= Pan-Armenian Congress =

Organization

Pan-Armenian Congress logo

The Pan-Armenian Congress (Համահայկական կոնգրես) is a charitable non-governmental organization.

==History==
The Pan-Armenian Congress was founded on 11 August 2014 as an NGO and has since reached an international status. The organization's headquarters are located in Yerevan.

==Objectives==
The main objectives of the Pan-Armenian Congress is to be a mechanism for raising issues of pan-Armenian significance and solving them through cooperation.

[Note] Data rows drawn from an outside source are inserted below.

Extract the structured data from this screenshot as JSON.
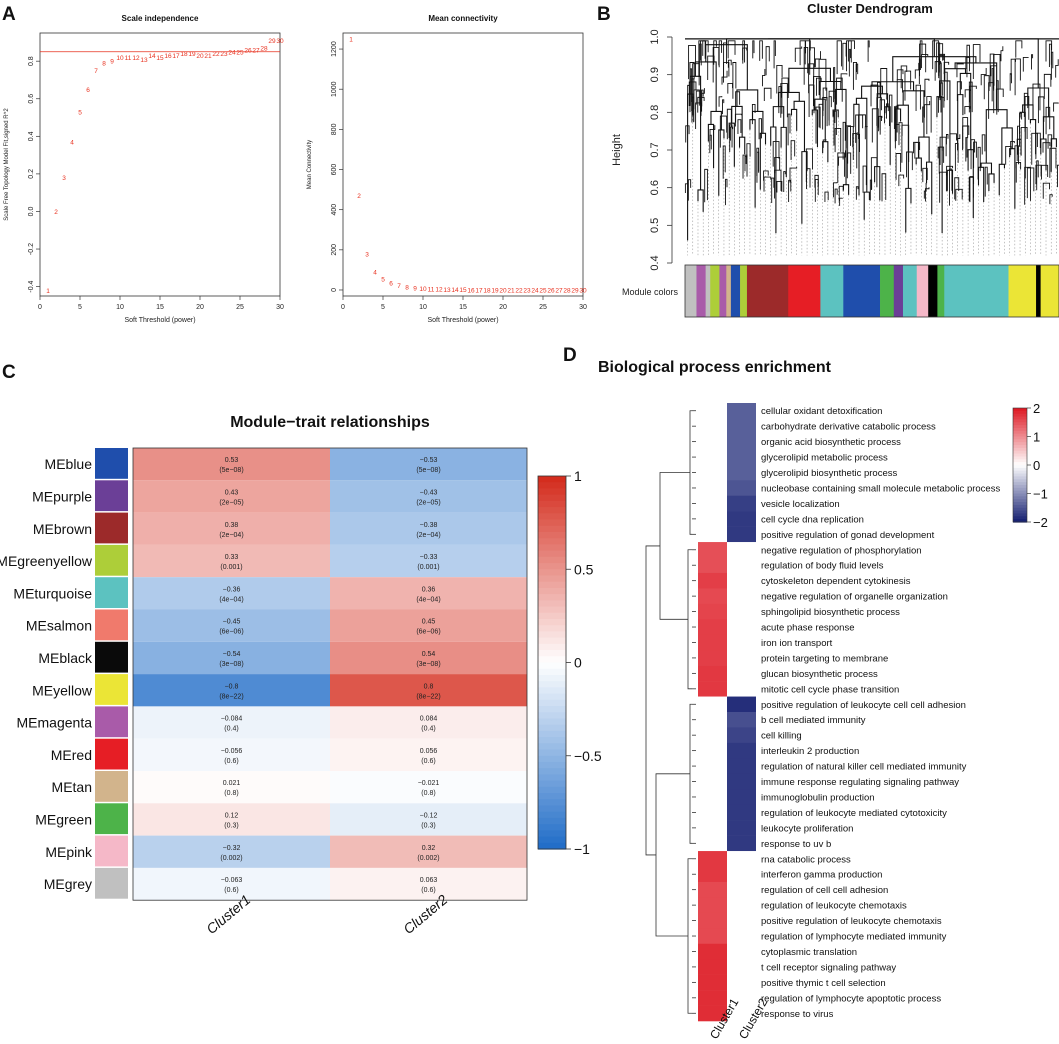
{
  "panel_letters": [
    "A",
    "B",
    "C",
    "D"
  ],
  "chart_data": [
    {
      "id": "A1",
      "type": "scatter",
      "title": "Scale independence",
      "xlabel": "Soft Threshold (power)",
      "ylabel": "Scale Free Topology Model Fit,signed R^2",
      "xlim": [
        0,
        30
      ],
      "ylim": [
        -0.45,
        0.95
      ],
      "xticks": [
        "0",
        "5",
        "10",
        "15",
        "20",
        "25",
        "30"
      ],
      "yticks": [
        "-0.4",
        "-0.2",
        "0.0",
        "0.2",
        "0.4",
        "0.6",
        "0.8"
      ],
      "hline": 0.85,
      "line_color": "#e8311f",
      "x": [
        1,
        2,
        3,
        4,
        5,
        6,
        7,
        8,
        9,
        10,
        11,
        12,
        13,
        14,
        15,
        16,
        17,
        18,
        19,
        20,
        21,
        22,
        23,
        24,
        25,
        26,
        27,
        28,
        29,
        30
      ],
      "values": [
        -0.42,
        0.0,
        0.18,
        0.37,
        0.53,
        0.65,
        0.75,
        0.79,
        0.8,
        0.82,
        0.82,
        0.82,
        0.81,
        0.83,
        0.82,
        0.83,
        0.83,
        0.84,
        0.84,
        0.83,
        0.83,
        0.84,
        0.84,
        0.85,
        0.85,
        0.86,
        0.86,
        0.87,
        0.91,
        0.91
      ]
    },
    {
      "id": "A2",
      "type": "scatter",
      "title": "Mean connectivity",
      "xlabel": "Soft Threshold (power)",
      "ylabel": "Mean Connectivity",
      "xlim": [
        0,
        30
      ],
      "ylim": [
        -30,
        1280
      ],
      "xticks": [
        "0",
        "5",
        "10",
        "15",
        "20",
        "25",
        "30"
      ],
      "yticks": [
        "0",
        "200",
        "400",
        "600",
        "800",
        "1000",
        "1200"
      ],
      "x": [
        1,
        2,
        3,
        4,
        5,
        6,
        7,
        8,
        9,
        10,
        11,
        12,
        13,
        14,
        15,
        16,
        17,
        18,
        19,
        20,
        21,
        22,
        23,
        24,
        25,
        26,
        27,
        28,
        29,
        30
      ],
      "values": [
        1250,
        470,
        180,
        90,
        55,
        35,
        22,
        15,
        10,
        7,
        5,
        4,
        3,
        2,
        2,
        1,
        1,
        1,
        1,
        0,
        0,
        0,
        0,
        0,
        0,
        0,
        0,
        0,
        0,
        0
      ]
    },
    {
      "id": "B",
      "type": "dendrogram",
      "title": "Cluster Dendrogram",
      "ylabel": "Height",
      "yticks": [
        "0.4",
        "0.5",
        "0.6",
        "0.7",
        "0.8",
        "0.9",
        "1.0"
      ],
      "ylim": [
        0.4,
        1.0
      ],
      "colorbar_label": "Module colors",
      "module_color_blocks": [
        {
          "color": "#c0c0c0",
          "w": 2.5
        },
        {
          "color": "#a95ba9",
          "w": 2
        },
        {
          "color": "#c0c0c0",
          "w": 1
        },
        {
          "color": "#adce39",
          "w": 2
        },
        {
          "color": "#a95ba9",
          "w": 1.5
        },
        {
          "color": "#d2b48c",
          "w": 1
        },
        {
          "color": "#1f4eac",
          "w": 2
        },
        {
          "color": "#adce39",
          "w": 1.5
        },
        {
          "color": "#9c2a2a",
          "w": 9
        },
        {
          "color": "#e61e25",
          "w": 7
        },
        {
          "color": "#5cc2c0",
          "w": 5
        },
        {
          "color": "#1f4eac",
          "w": 8
        },
        {
          "color": "#4db349",
          "w": 3
        },
        {
          "color": "#6b3f97",
          "w": 2
        },
        {
          "color": "#5cc2c0",
          "w": 3
        },
        {
          "color": "#f5b8c8",
          "w": 2.5
        },
        {
          "color": "#000000",
          "w": 2
        },
        {
          "color": "#4db349",
          "w": 1.5
        },
        {
          "color": "#5cc2c0",
          "w": 14
        },
        {
          "color": "#ebe536",
          "w": 6
        },
        {
          "color": "#000000",
          "w": 1
        },
        {
          "color": "#ebe536",
          "w": 4
        }
      ]
    },
    {
      "id": "C",
      "type": "heatmap",
      "title": "Module−trait relationships",
      "rows": [
        "MEblue",
        "MEpurple",
        "MEbrown",
        "MEgreenyellow",
        "MEturquoise",
        "MEsalmon",
        "MEblack",
        "MEyellow",
        "MEmagenta",
        "MEred",
        "MEtan",
        "MEgreen",
        "MEpink",
        "MEgrey"
      ],
      "row_colors": [
        "#1f4eac",
        "#6b3f97",
        "#9c2a2a",
        "#adce39",
        "#5cc2c0",
        "#f07a6c",
        "#0a0a0a",
        "#ebe536",
        "#a95ba9",
        "#e61e25",
        "#d2b48c",
        "#4db349",
        "#f5b8c8",
        "#c0c0c0"
      ],
      "columns": [
        "Cluster1",
        "Cluster2"
      ],
      "values": [
        [
          0.53,
          -0.53
        ],
        [
          0.43,
          -0.43
        ],
        [
          0.38,
          -0.38
        ],
        [
          0.33,
          -0.33
        ],
        [
          -0.36,
          0.36
        ],
        [
          -0.45,
          0.45
        ],
        [
          -0.54,
          0.54
        ],
        [
          -0.8,
          0.8
        ],
        [
          -0.084,
          0.084
        ],
        [
          -0.056,
          0.056
        ],
        [
          0.021,
          -0.021
        ],
        [
          0.12,
          -0.12
        ],
        [
          -0.32,
          0.32
        ],
        [
          -0.063,
          0.063
        ]
      ],
      "labels": [
        [
          "0.53",
          "−0.53"
        ],
        [
          "0.43",
          "−0.43"
        ],
        [
          "0.38",
          "−0.38"
        ],
        [
          "0.33",
          "−0.33"
        ],
        [
          "−0.36",
          "0.36"
        ],
        [
          "−0.45",
          "0.45"
        ],
        [
          "−0.54",
          "0.54"
        ],
        [
          "−0.8",
          "0.8"
        ],
        [
          "−0.084",
          "0.084"
        ],
        [
          "−0.056",
          "0.056"
        ],
        [
          "0.021",
          "−0.021"
        ],
        [
          "0.12",
          "−0.12"
        ],
        [
          "−0.32",
          "0.32"
        ],
        [
          "−0.063",
          "0.063"
        ]
      ],
      "pvalues": [
        [
          "(5e−08)",
          "(5e−08)"
        ],
        [
          "(2e−05)",
          "(2e−05)"
        ],
        [
          "(2e−04)",
          "(2e−04)"
        ],
        [
          "(0.001)",
          "(0.001)"
        ],
        [
          "(4e−04)",
          "(4e−04)"
        ],
        [
          "(6e−06)",
          "(6e−06)"
        ],
        [
          "(3e−08)",
          "(3e−08)"
        ],
        [
          "(8e−22)",
          "(8e−22)"
        ],
        [
          "(0.4)",
          "(0.4)"
        ],
        [
          "(0.6)",
          "(0.6)"
        ],
        [
          "(0.8)",
          "(0.8)"
        ],
        [
          "(0.3)",
          "(0.3)"
        ],
        [
          "(0.002)",
          "(0.002)"
        ],
        [
          "(0.6)",
          "(0.6)"
        ]
      ],
      "colorbar_ticks": [
        "1",
        "0.5",
        "0",
        "−0.5",
        "−1"
      ],
      "range": [
        -1,
        1
      ]
    },
    {
      "id": "D",
      "type": "heatmap",
      "title": "Biological process enrichment",
      "columns": [
        "Cluster1",
        "Cluster2"
      ],
      "terms": [
        "cellular oxidant detoxification",
        "carbohydrate derivative catabolic process",
        "organic acid biosynthetic process",
        "glycerolipid metabolic process",
        "glycerolipid biosynthetic process",
        "nucleobase containing small molecule metabolic process",
        "vesicle localization",
        "cell cycle dna replication",
        "positive regulation of gonad development",
        "negative regulation of phosphorylation",
        "regulation of body fluid levels",
        "cytoskeleton dependent cytokinesis",
        "negative regulation of organelle organization",
        "sphingolipid biosynthetic process",
        "acute phase response",
        "iron ion transport",
        "protein targeting to membrane",
        "glucan biosynthetic process",
        "mitotic cell cycle phase transition",
        "positive regulation of leukocyte cell cell adhesion",
        "b cell mediated immunity",
        "cell killing",
        "interleukin 2 production",
        "regulation of natural killer cell mediated immunity",
        "immune response regulating signaling pathway",
        "immunoglobulin production",
        "regulation of leukocyte mediated cytotoxicity",
        "leukocyte proliferation",
        "response to uv b",
        "rna catabolic process",
        "interferon gamma production",
        "regulation of cell cell adhesion",
        "regulation of leukocyte chemotaxis",
        "positive regulation of leukocyte chemotaxis",
        "regulation of lymphocyte mediated immunity",
        "cytoplasmic translation",
        "t cell receptor signaling pathway",
        "positive thymic t cell selection",
        "regulation of lymphocyte apoptotic process",
        "response to virus"
      ],
      "values": [
        [
          0,
          -1.45
        ],
        [
          0,
          -1.45
        ],
        [
          0,
          -1.45
        ],
        [
          0,
          -1.45
        ],
        [
          0,
          -1.45
        ],
        [
          0,
          -1.55
        ],
        [
          0,
          -1.75
        ],
        [
          0,
          -1.8
        ],
        [
          0,
          -1.8
        ],
        [
          1.55,
          0
        ],
        [
          1.55,
          0
        ],
        [
          1.7,
          0
        ],
        [
          1.6,
          0
        ],
        [
          1.65,
          0
        ],
        [
          1.7,
          0
        ],
        [
          1.7,
          0
        ],
        [
          1.7,
          0
        ],
        [
          1.75,
          0
        ],
        [
          1.75,
          0
        ],
        [
          0,
          -1.9
        ],
        [
          0,
          -1.6
        ],
        [
          0,
          -1.7
        ],
        [
          0,
          -1.8
        ],
        [
          0,
          -1.8
        ],
        [
          0,
          -1.8
        ],
        [
          0,
          -1.8
        ],
        [
          0,
          -1.8
        ],
        [
          0,
          -1.8
        ],
        [
          0,
          -1.8
        ],
        [
          1.75,
          0
        ],
        [
          1.75,
          0
        ],
        [
          1.6,
          0
        ],
        [
          1.6,
          0
        ],
        [
          1.6,
          0
        ],
        [
          1.6,
          0
        ],
        [
          1.85,
          0
        ],
        [
          1.85,
          0
        ],
        [
          1.85,
          0
        ],
        [
          1.85,
          0
        ],
        [
          1.85,
          0
        ]
      ],
      "colorbar_ticks": [
        "2",
        "1",
        "0",
        "−1",
        "−2"
      ],
      "range": [
        -2,
        2
      ]
    }
  ]
}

The scope of activities of the Pan-Armenian Congress includes Armenia, Artsakh and the Armenian Diaspora.

Meanwhile, the primary goals of the Congress is to preserve Armenian identity, encourage recognition of the Armenian genocide, utilize the influence and potential of Armenian communities in different countries to increase Armenia's international involvement, tackling corruption in Armenia and supporting business entrepreneurship, economic development, and social justice.

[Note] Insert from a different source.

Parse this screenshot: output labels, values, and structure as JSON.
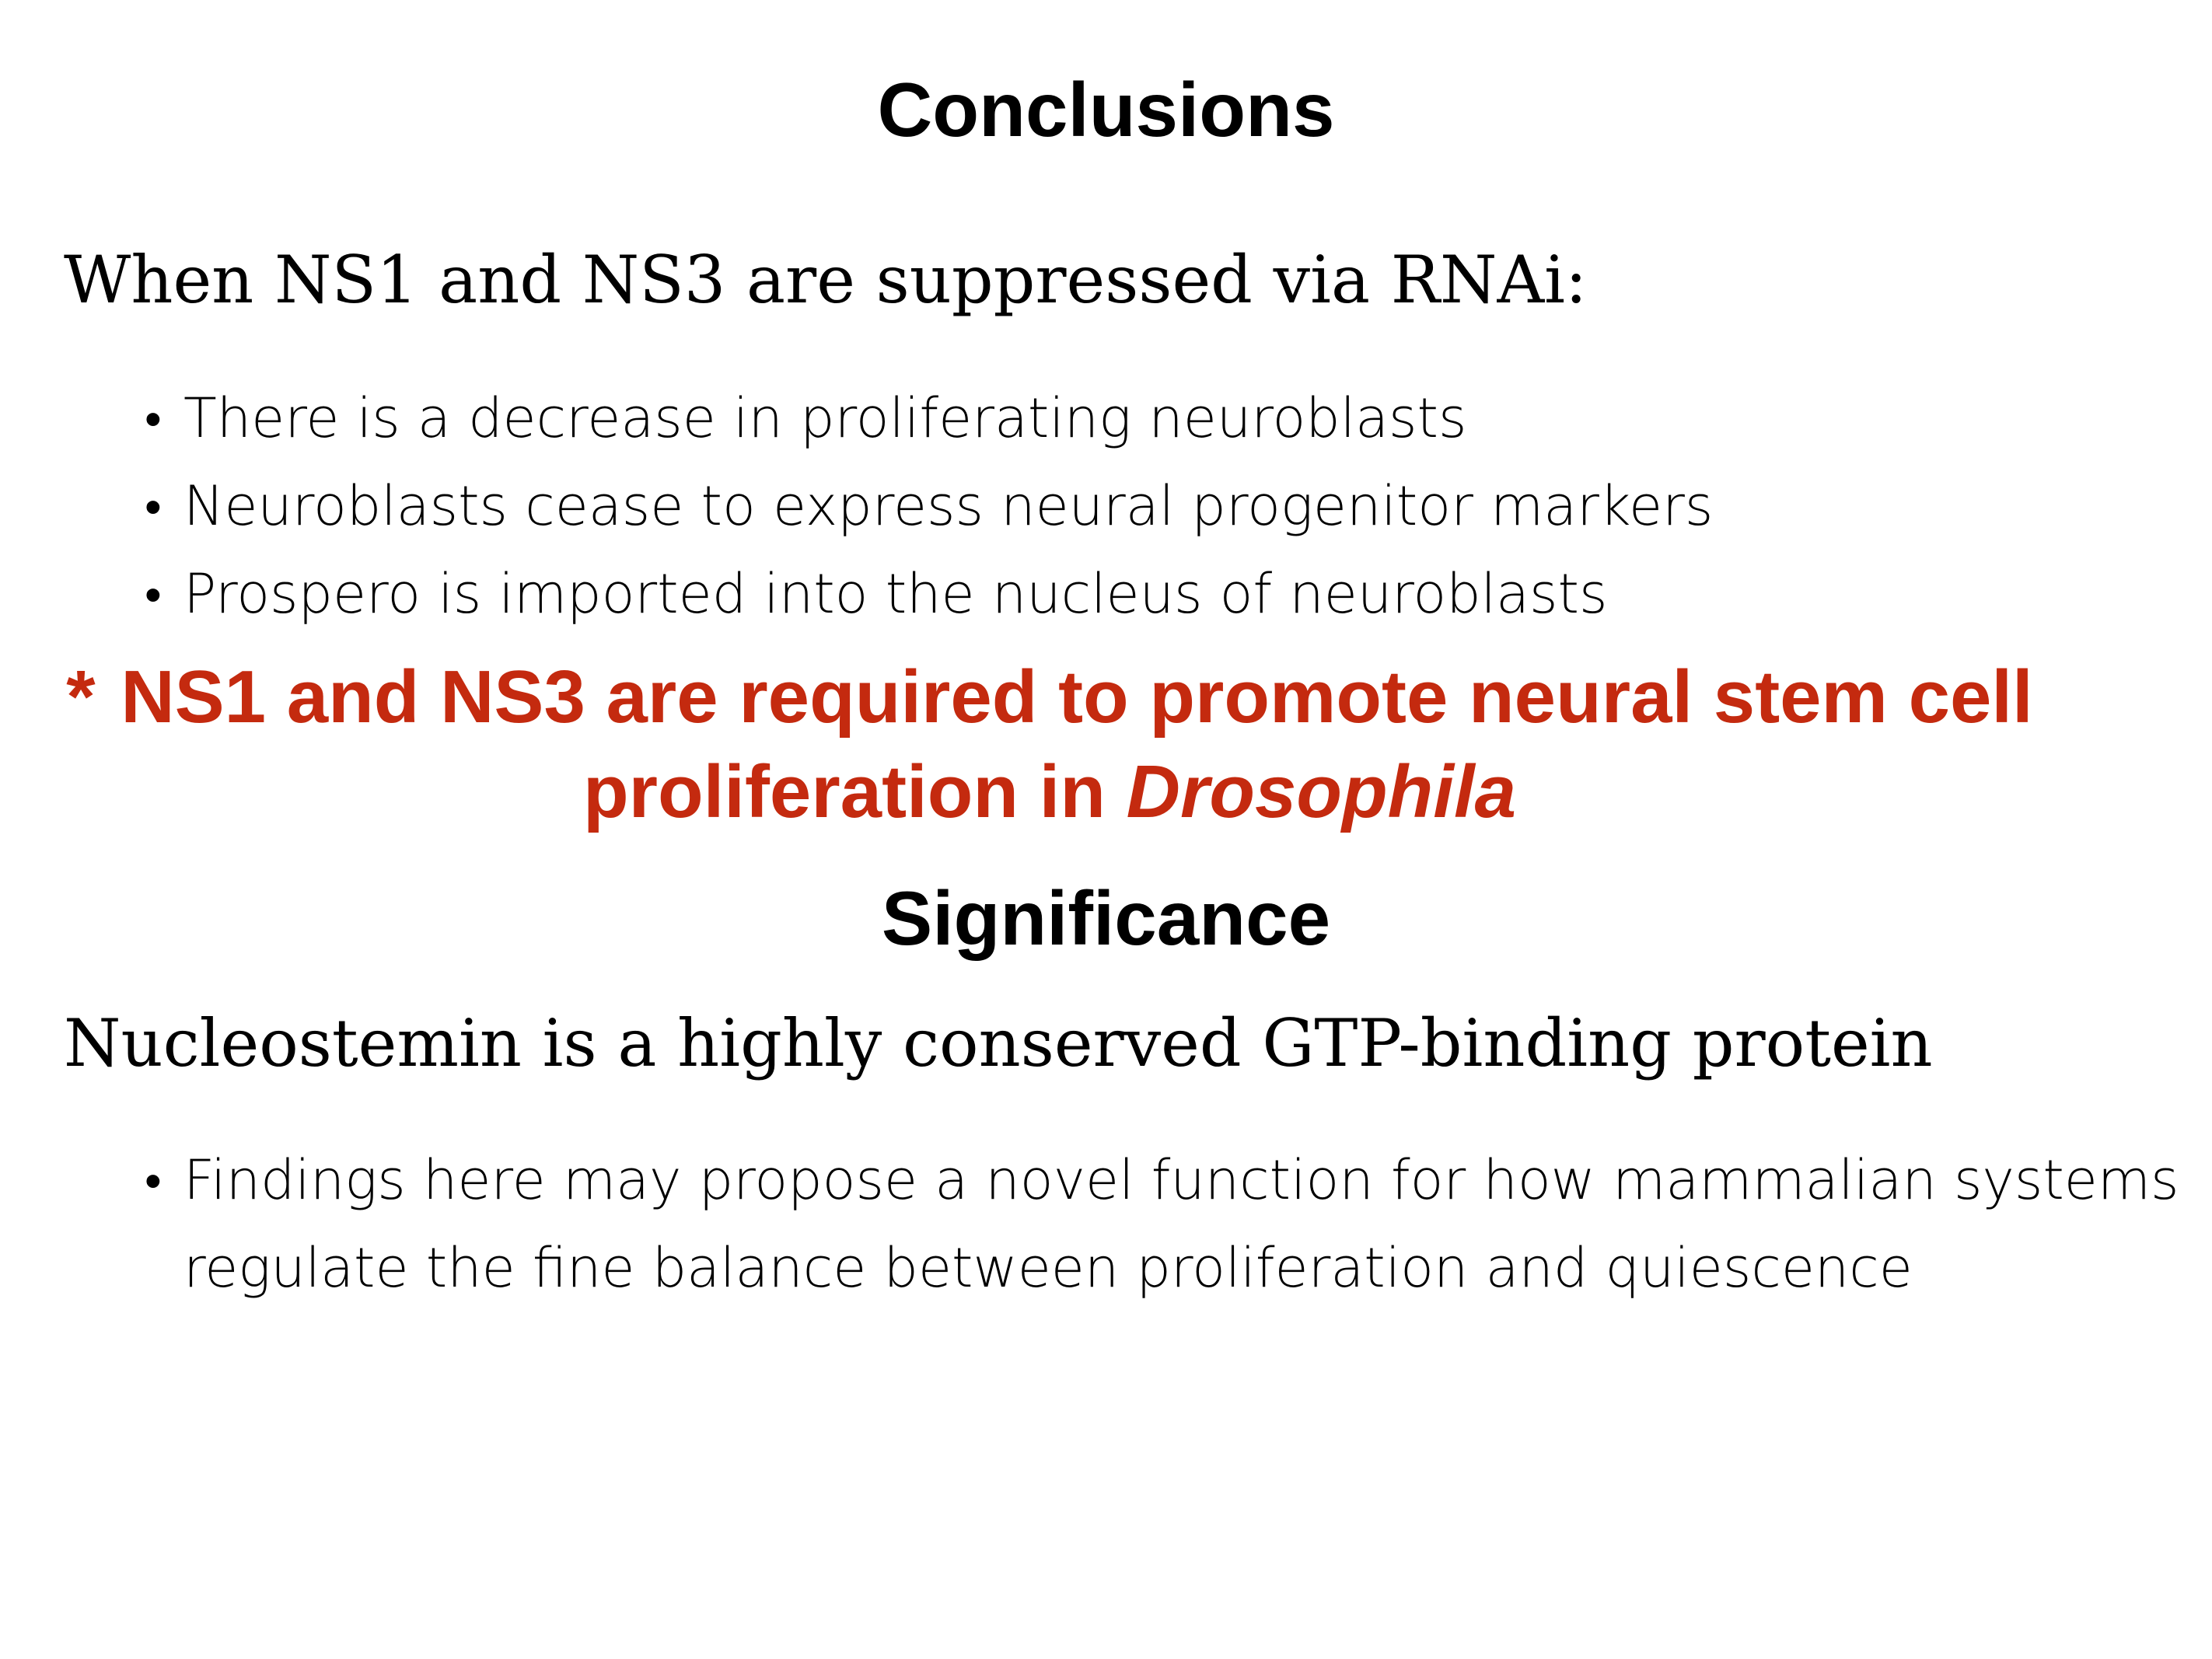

Following the 2020 Nagorno-Karabakh war, the Congress proposed creating a demilitarized zone around the Republic of Artsakh, while also calling for international recognition of Artsakh.

Prior to the 2021 Armenian parliamentary election, the Congress opposed any former president to reassume power in Armenia. The Congress opposed both Robert Kocharyan or Serzh Sargsyan of becoming prime minister. The Congress also called for greater pluralism in the National Assembly, and to lower the electoral threshold from the current 5% to 1%, in order to allow more diverse representation of political parties.

==Leadership==
The current president of the Pan-Armenian Congress is Armen Badalyan.